Weather Forecasting: Computer based weather forecasting depends on accurate collection of data from weather stations, airports, satellites, different sensitive devices all around the world. Computer depends on building a model of hot, cold air, dry and humid air interaction, and how this is interactions are effected by land and sea temperature, season and so on. Once this is done, the data is collected on atmospheric phenomena over a region. The computer model then generates a forecast of how the air will change. The necessary parameters can never be

measured with total accuracy and it is impossible to make a perfect representation of all the factors that affect weather. Some businesses, however, are so dependent on the weather that they need constantly updated information.
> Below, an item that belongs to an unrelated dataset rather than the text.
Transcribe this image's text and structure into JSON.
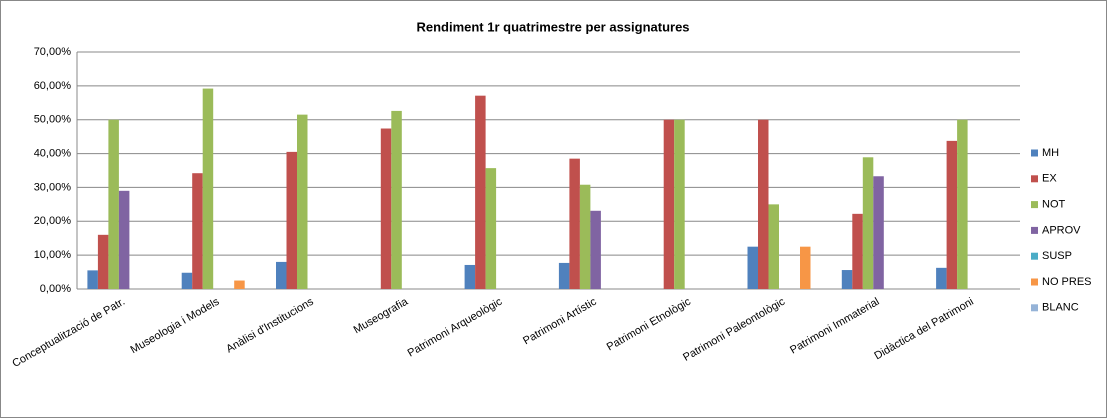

SPARCO weather forecasting department offer analysis of live weather data, and provides help to make business decisions based on weather forecasting.

Home: Nowadays people have computers at home and it has become a necessity electrical home appliance used in home. Children play games; keep track of the stamp collections, draw pictures, play music, view movies and do some sort of reading and writing according to their needs. A typical domestic system consists of a PC with a relatively small hard disk; printer, modem and DVD-Writer Drive etc. people can utilize computers for keeping records, making home budgets, using electronic mail and internet services to learn and increase their knowledge. The uses of microprocessor technology in manufacturing of electronic home appliances like microwave, air-condition, washing machine, sewing machine etc have completely changed our way of life.